Calçando apenas chinelos de dedo, nos 12ºC desta manhã, Pires contou como se manteve durante as tentativas de sair do local pantanoso. Enquanto o dono relembra a aventura, Thor deitou ao seu lado e, em seguida, pulou sobre o colo do tutor. Como se ainda fosse um filhote, distribuiu lambidas.
Nas mãos ainda sujas de terra, a jaqueta de couro “nem tão velha”, como explicou, terá que ser descartada, pois fora destruída pelos espinhos-de-maricá, arbustos que o idoso teve de enfrentar.
Mecânico na vida adulta, o caseiro vive atualmente sozinho no sítio. Os seis filhos e vinte netos, espalhados pelos mais distintos bairros da Capital, o visitam com pouca frequência. A calma da vida no campo o motivou a deixar os motores de lado, na oficina em que atuava.
A região e a idade do homem procurado foram fatores de preocupação para o soldado Tiago da Rosa Ferreira, 39 anos, integrante da Companhia Especial de Busca e Salvamento dos Bombeiros. Acionado por volta de 0h30min, o militar e os colegas - humanos e caninos - foram à zona sul na tentativa de auxiliar as outras equipes de resgate. Enquanto parte dos socorristas conversava com o caseiro ao telefone em busca de referência para sua localização, o labrador da corporação rumou para outra área, com exatidão.
– A área estava muito alagada, seu Sérgio não conseguiria sair sozinho, ainda mais com o frio, que o estava debilitando muito - relembrou o soldado.
Ao ouvir o bombeiro gritar “Thor”, seu Sérgio ficou confuso.
– Como ele sabe o nome do meu cachorro? Aí me dei conta, o cão deles também se chama Thor - conta o idoso, com sorriso ainda incrédulo pela coincidência.
O “Thor Militar” é um dos tantos cães treinados desde o primeiro mês para esse tipo de socorro, segundo o soldado Ferreira. O animal tem na família outro herói, o filho Barão, integrante das equipes gaúchas que auxiliaram nas buscas da tragédia de Brumadinho, em Minas Gerais.

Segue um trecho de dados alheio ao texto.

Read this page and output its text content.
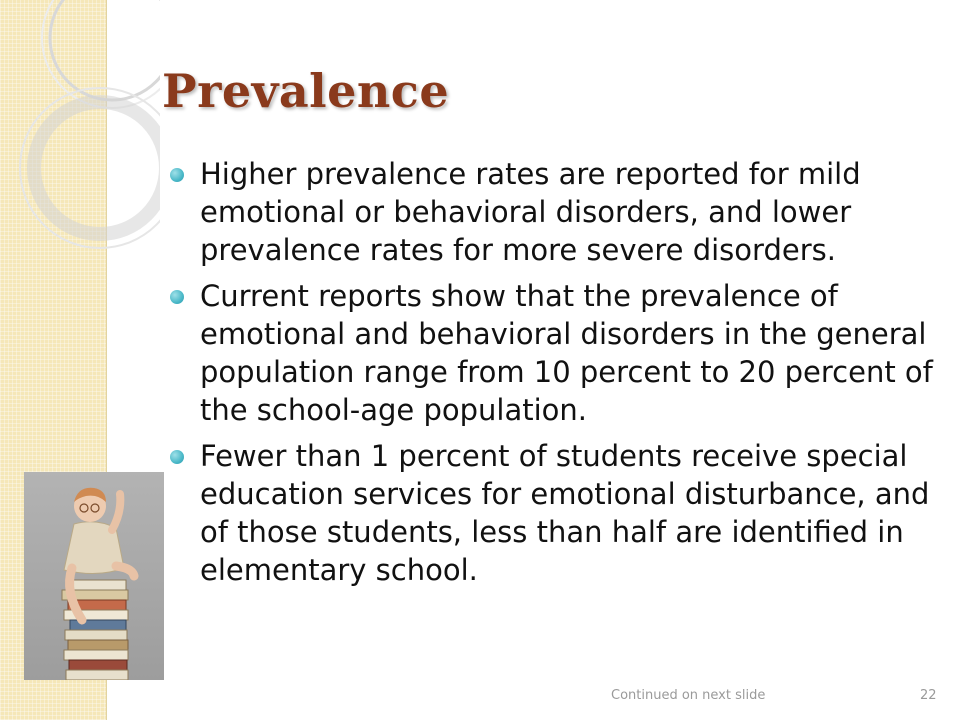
Prevalence
Higher prevalence rates are reported for mild emotional or behavioral disorders, and lower prevalence rates for more severe disorders.
Current reports show that the prevalence of emotional and behavioral disorders in the general population range from 10 percent to 20 percent of the school-age population.
Fewer than 1 percent of students receive special education services for emotional disturbance, and of those students, less than half are identified in elementary school.
Continued on next slide	22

Saudando insistentemente os bombeiros, os quais definiu como “anjos”, o caseiro foi atendido pelo Samu - junto ao cão da guarda, deitado na maca da ambulância.
– Salvaram a minha vida, buscando um velho no mato. Não tenho palavras. Eles arriscam a vida pelo bem da sociedade - complementou.
As dificuldades enfrentadas pelos bombeiros durante o resgate foram ignoradas nas horas de busca.
– Só senti cansaço quando cheguei ao quartel, às 5h. Eu só posso agradecer esse carinho de seu Sérgio conosco. Ajudar os outros é o que me gratifica - agradece o soldado.
Mesmo com o susto vivido, o caseiro afirma que não vai deixar de circular entre as árvores e rios dos caminhos rurais de Porto Alegre. Com um porém:
– Na próxima eu levo um facão e uma lanterna. E se possível vou ainda de dia - brinca, observado pelo pitbull, que não parece concordar com a ideia.